Testing CSS & Xpath

There are many tools for generating CSS selectors and XPath expressions. However, short of using them in your code, how can you quick test them? In this post I’ll show how you can use your browser’s Developer Tools to establish that your CSS or XPath is doing what you intend.

Target Site

For the purpose of illustration we’ll use https://franklin.genoox.com/clinical-db/home as the target site. We’ll aim to select the search input field.

CSS

By inspection of the page HTML I determined that .search-wrapper > input was the appropriate CSS selector.

To verify the selector, open the page in a browser and the inspect the page with Developer Tools. Change to the Console tab.

css = ".search-wrapper > input";
document.querySelectorAll(css);

The result should be a NodeList object and the first (and only) element in the list will be the required <input> tag.

XPath

It’s a simple matter to translate the CSS selector into XPath //*[@class='search-wrapper']/input.

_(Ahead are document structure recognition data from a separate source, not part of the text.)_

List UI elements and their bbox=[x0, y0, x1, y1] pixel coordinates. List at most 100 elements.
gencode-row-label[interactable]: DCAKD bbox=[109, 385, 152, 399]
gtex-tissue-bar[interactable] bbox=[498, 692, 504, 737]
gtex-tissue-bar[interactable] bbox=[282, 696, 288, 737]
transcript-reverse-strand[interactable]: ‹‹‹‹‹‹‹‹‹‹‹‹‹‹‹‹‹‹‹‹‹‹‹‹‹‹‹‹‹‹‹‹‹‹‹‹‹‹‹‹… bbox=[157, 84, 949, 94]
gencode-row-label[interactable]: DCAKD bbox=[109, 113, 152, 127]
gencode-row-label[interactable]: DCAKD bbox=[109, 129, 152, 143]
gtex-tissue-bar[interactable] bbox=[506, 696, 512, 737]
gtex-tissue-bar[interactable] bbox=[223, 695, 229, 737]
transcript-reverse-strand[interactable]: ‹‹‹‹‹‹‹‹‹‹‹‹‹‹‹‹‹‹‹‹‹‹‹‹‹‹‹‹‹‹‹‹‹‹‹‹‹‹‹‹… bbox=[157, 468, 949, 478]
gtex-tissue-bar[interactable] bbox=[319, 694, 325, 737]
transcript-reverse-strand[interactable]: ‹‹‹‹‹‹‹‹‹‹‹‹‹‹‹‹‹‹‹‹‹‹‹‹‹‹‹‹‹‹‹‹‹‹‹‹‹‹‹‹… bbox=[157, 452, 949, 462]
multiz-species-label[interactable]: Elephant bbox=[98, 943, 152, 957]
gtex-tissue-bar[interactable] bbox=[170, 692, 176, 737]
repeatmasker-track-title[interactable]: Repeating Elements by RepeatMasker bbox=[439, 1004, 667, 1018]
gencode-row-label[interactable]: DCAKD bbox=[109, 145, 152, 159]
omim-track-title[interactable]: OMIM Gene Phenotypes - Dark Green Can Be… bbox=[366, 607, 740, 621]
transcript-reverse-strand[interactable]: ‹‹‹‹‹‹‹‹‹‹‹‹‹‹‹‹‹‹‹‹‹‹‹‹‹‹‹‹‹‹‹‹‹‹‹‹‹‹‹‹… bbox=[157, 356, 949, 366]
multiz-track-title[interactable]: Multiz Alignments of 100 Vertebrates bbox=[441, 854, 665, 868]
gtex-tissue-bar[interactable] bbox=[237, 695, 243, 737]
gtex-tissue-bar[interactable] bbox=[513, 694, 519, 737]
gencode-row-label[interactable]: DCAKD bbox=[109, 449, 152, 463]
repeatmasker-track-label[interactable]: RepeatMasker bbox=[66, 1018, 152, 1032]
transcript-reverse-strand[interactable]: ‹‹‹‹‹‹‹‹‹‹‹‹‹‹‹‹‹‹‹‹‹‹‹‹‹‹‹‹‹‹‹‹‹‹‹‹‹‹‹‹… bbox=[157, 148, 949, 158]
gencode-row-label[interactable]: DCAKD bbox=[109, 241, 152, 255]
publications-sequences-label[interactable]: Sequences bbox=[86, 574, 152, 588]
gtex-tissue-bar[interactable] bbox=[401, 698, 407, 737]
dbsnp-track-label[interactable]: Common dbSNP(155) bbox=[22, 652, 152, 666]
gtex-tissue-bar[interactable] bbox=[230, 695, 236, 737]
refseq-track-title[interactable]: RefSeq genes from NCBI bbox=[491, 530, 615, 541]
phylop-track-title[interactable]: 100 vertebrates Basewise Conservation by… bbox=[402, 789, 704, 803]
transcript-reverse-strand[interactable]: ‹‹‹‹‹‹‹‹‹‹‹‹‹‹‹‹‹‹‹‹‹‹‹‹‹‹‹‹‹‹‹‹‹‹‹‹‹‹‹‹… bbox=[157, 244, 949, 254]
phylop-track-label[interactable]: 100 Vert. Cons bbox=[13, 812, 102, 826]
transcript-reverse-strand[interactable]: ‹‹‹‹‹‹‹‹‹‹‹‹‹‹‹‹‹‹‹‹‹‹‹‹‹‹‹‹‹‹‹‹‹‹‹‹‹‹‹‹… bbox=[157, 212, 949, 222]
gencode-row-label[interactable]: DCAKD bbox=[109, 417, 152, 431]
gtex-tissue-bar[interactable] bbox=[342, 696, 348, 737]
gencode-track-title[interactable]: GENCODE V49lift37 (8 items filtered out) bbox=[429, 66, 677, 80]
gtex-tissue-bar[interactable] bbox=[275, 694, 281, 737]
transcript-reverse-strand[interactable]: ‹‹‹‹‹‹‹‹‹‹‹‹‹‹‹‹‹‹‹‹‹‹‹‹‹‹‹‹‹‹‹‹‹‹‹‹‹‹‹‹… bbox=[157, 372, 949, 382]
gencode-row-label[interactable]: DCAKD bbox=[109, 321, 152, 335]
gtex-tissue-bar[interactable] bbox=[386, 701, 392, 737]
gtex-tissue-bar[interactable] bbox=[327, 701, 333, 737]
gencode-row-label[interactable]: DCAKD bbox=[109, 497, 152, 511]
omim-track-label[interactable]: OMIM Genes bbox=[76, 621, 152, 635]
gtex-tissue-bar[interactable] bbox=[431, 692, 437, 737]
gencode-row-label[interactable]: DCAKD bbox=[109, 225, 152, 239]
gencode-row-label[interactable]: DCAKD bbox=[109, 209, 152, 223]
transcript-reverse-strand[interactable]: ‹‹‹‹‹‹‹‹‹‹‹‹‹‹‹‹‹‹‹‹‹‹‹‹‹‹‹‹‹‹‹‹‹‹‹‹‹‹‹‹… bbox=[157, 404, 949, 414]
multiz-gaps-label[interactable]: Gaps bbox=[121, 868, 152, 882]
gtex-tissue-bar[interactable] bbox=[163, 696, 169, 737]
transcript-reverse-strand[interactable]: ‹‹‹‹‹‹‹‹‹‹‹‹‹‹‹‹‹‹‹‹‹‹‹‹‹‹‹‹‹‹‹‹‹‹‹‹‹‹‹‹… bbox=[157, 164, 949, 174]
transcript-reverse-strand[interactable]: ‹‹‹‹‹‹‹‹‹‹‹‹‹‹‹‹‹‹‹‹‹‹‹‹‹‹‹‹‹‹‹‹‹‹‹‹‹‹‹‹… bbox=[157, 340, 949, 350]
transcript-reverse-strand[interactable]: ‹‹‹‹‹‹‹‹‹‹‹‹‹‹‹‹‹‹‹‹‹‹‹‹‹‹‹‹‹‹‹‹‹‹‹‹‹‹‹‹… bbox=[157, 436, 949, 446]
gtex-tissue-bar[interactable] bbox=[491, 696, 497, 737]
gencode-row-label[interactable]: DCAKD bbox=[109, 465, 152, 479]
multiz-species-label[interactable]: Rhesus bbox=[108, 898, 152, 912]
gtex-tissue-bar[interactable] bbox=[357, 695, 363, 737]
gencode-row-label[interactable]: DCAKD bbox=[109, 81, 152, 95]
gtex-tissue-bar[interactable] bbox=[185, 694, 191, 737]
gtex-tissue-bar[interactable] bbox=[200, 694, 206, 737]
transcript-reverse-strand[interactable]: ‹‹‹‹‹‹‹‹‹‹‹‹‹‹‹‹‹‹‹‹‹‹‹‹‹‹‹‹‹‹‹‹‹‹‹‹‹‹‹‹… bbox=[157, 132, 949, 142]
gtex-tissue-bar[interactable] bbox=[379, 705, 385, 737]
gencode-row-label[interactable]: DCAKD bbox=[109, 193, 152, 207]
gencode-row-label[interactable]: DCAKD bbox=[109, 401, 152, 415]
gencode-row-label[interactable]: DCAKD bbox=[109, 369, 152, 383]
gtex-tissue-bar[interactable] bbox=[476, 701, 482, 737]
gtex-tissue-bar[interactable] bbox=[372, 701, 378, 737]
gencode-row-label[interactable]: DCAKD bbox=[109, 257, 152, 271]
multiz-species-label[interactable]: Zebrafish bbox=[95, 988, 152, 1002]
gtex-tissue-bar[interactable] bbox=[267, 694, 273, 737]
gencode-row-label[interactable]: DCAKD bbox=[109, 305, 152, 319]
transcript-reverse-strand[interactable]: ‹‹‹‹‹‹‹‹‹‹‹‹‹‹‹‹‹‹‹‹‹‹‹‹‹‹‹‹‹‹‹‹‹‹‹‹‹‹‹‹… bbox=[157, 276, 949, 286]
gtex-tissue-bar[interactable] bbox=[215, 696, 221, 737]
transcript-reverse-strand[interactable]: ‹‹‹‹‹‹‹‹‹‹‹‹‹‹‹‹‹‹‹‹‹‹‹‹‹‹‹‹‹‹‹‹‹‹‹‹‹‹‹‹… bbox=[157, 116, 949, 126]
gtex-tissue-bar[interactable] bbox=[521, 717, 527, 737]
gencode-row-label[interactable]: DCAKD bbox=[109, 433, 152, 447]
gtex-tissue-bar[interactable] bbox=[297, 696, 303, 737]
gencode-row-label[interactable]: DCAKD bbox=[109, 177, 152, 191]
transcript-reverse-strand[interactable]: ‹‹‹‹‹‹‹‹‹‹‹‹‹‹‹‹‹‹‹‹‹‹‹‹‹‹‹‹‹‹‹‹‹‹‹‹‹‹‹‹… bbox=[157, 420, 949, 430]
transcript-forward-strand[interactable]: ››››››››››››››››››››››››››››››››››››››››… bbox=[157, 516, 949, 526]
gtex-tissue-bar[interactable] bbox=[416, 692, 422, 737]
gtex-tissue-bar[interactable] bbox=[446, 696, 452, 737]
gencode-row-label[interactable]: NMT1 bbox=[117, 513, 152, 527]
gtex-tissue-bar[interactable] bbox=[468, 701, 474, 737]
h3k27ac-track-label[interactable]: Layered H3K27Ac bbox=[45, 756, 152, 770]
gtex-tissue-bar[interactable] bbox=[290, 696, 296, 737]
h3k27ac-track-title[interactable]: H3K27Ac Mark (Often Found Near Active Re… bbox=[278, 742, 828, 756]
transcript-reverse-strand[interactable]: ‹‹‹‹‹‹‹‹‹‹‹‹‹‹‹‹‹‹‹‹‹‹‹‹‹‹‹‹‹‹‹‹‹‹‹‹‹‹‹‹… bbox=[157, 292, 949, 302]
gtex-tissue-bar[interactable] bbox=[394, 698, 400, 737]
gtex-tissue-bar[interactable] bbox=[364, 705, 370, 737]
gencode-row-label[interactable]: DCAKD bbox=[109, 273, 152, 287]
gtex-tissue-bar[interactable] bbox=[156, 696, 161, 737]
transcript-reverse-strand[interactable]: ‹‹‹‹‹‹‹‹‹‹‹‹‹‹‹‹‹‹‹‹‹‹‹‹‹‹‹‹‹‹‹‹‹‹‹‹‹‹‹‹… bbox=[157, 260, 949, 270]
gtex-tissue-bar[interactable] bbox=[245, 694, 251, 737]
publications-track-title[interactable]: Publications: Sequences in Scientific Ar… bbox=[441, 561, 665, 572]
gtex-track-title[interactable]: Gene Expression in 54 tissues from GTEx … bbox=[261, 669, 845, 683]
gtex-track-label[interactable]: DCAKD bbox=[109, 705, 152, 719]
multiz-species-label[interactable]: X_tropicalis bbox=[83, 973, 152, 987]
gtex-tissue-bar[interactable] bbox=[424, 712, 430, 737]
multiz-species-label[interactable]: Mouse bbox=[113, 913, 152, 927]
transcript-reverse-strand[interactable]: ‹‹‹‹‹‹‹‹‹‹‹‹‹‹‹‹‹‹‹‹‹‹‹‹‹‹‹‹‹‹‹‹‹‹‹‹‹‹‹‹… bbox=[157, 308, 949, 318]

Testing this is a little more work. Same process as before though. Run the following in the Developer Tools Console.

xpath = "//*[@class='search-wrapper']/input";
result = document.evaluate(xpath, document, null, XPathResult.ORDERED_NODE_SNAPSHOT_TYPE, null);
for (var i = 0; i < result.snapshotLength; i++) {
  console.log(result.snapshotItem(i));
}

Again the required <input> tag should be listed.

Conclusion

While perhaps not the most aesthetic way to test, these approaches allow you to reliably establish whether your CSS selectors and XPath expressions are doing what they are supposed to do!